Bárbara e Jacinta: Inconfidência feminina
“As mulheres que participaram da Inconfidência Mineira, Bárbara Heliodora e Hipólita Jacinta, por exemplo, só entraram no panteão do museu neste ano (anteriormente, o espaço só reverenciava os conjurados homens). Até então, as mulheres entravam só como musas”, observa Niura, que criou esculturas com pedras de canga (outro mineral da região) bordadas, peças que ela considera ter “particularidades femininas”.
Na abertura da exposição, a partir das 10h, artista e curadora comandarão uma visita guiada. Ao longo da manhã deste sábado, haverá três intervenções. A atriz Bete Coelho vai apresentar o já citado “Museu da Inconfidência” e a compositora Cristina Vaz, o “Romanceiro da Inconfidência”, de Cecília Meireles. Em um terceiro momento haverá performance silenciosa de um grupo de mulheres.

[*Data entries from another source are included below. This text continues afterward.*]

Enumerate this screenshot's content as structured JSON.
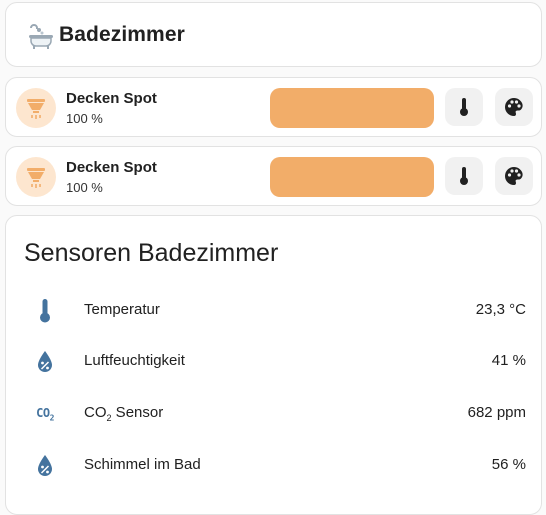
{
  "header": {
    "title": "Badezimmer",
    "icon": "bathtub-icon"
  },
  "lights": [
    {
      "name": "Decken Spot",
      "state": "100 %",
      "brightness_percent": 100,
      "icon": "ceiling-spot-icon"
    },
    {
      "name": "Decken Spot",
      "state": "100 %",
      "brightness_percent": 100,
      "icon": "ceiling-spot-icon"
    }
  ],
  "sensors": {
    "title": "Sensoren Badezimmer",
    "rows": [
      {
        "label": "Temperatur",
        "value": "23,3 °C",
        "icon": "thermometer-icon"
      },
      {
        "label": "Luftfeuchtigkeit",
        "value": "41 %",
        "icon": "water-percent-icon"
      },
      {
        "label": "CO",
        "label_sub": "2",
        "label_suffix": " Sensor",
        "value": "682 ppm",
        "icon": "co2-icon",
        "icon_text": "CO",
        "icon_sub": "2"
      },
      {
        "label": "Schimmel im Bad",
        "value": "56 %",
        "icon": "water-percent-icon"
      }
    ]
  },
  "colors": {
    "accent_orange": "#f2ad69",
    "icon_bg": "#fde6cf",
    "sensor_icon_blue": "#44739e"
  }
}
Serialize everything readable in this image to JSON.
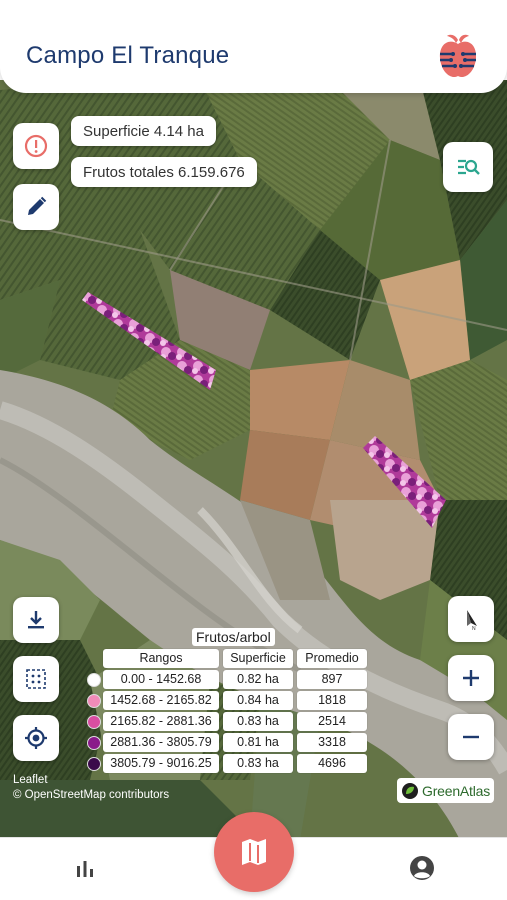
{
  "header": {
    "title": "Campo El Tranque",
    "logo_icon": "apple-circuit-logo"
  },
  "map": {
    "info_pills": {
      "surface": "Superficie 4.14 ha",
      "fruits": "Frutos totales 6.159.676"
    },
    "buttons": {
      "info": "info-icon",
      "edit": "pencil-icon",
      "search_list": "list-search-icon",
      "download": "download-icon",
      "grid": "grid-select-icon",
      "locate": "target-icon",
      "compass": "compass-icon",
      "zoom_in": "+",
      "zoom_out": "−"
    },
    "attribution": {
      "leaflet": "Leaflet",
      "osm": "© OpenStreetMap contributors"
    },
    "brand": "GreenAtlas",
    "colors": {
      "accent": "#1e3a6e",
      "teal": "#2ba68f",
      "map_button": "#e86d68"
    }
  },
  "legend": {
    "title": "Frutos/arbol",
    "headers": [
      "Rangos",
      "Superficie",
      "Promedio"
    ],
    "rows": [
      {
        "color": "#ffffff",
        "range": "0.00 - 1452.68",
        "surface": "0.82 ha",
        "avg": "897"
      },
      {
        "color": "#f08bb8",
        "range": "1452.68 - 2165.82",
        "surface": "0.84 ha",
        "avg": "1818"
      },
      {
        "color": "#d94ea1",
        "range": "2165.82 - 2881.36",
        "surface": "0.83 ha",
        "avg": "2514"
      },
      {
        "color": "#8a1a8a",
        "range": "2881.36 - 3805.79",
        "surface": "0.81 ha",
        "avg": "3318"
      },
      {
        "color": "#3b0a4a",
        "range": "3805.79 - 9016.25",
        "surface": "0.83 ha",
        "avg": "4696"
      }
    ]
  },
  "bottom_nav": {
    "stats": "bar-chart-icon",
    "map": "map-icon",
    "profile": "user-circle-icon"
  }
}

Depois de Ouro Preto, “Pranteio” terá itinerância por Rio de Janeiro, São Paulo, Salvador e Porto Alegre, entre outras cidades.
“PRANTEIO”
Exposição de Niura Bellavinha. Abertura neste sábado (14/12), às 10h, no Museu da Inconfidência (Praça Tiradentes, 139, Ouro Preto). Visitação de terça a domingo, das 10h às 18h. Entrada franca. Até 23/2.